The next day, after a cold shower in rust-tinted water, I drove to the left bank of the Dnipro River to deliver a load of nitrile exam gloves, wet wipes and backpacks to a local church, whose drivers would take the supplies to the front line the next day. After a meal of homemade borsch and a discussion of the multiple meanings of the story of David and Goliath with the pastor, I headed down the unkept mud road in my Nissan Patrol toward the city center. 
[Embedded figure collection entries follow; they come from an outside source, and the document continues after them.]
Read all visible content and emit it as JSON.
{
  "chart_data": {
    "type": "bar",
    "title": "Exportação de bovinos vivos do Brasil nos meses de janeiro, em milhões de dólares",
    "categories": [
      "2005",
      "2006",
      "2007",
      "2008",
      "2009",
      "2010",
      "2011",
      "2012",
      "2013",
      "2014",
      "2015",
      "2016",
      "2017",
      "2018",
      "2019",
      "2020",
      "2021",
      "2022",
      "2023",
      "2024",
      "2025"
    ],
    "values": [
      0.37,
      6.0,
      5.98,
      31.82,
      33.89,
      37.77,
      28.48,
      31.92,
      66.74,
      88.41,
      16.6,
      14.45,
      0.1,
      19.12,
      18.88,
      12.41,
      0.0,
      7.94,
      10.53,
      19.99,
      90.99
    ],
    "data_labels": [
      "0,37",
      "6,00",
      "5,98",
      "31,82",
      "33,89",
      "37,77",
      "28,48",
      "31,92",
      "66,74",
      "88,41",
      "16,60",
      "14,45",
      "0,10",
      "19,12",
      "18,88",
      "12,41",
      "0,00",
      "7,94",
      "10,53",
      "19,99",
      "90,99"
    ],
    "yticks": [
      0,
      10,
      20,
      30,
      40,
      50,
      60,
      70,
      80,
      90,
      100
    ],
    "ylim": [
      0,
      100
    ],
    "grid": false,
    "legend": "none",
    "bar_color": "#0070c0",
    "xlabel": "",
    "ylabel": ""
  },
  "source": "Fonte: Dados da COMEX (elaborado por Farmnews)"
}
That was the second of two deliveries on this trip, the first being a load of personal effects given to me by a Ukrainian refugee family in Poland. The mother asked that I forward along the boxes via Nova Poshta to her husband in the east. I sent the goods from the post office in Lviv before heading to Ukrainian Catholic University to pick up the load of backpacks and sanitary goods from their volunteer coordinator.

While packing my things and checking the cupboards here at the flat in Kyiv, I discovered a host of personal items that I had left behind during my frantic exit in February. A single cup French press, a coffee grinder, a thermos, Christmas lights and ornaments, super glue, masking tape, a pile of dried rose petals, half burned candles, unused birthday balloons, a cake pan, lacquered chopsticks, and an unused diary. I stuffed it all in a brand new trash bag, threw it in the back of my truck, and will head south for Romania shortly.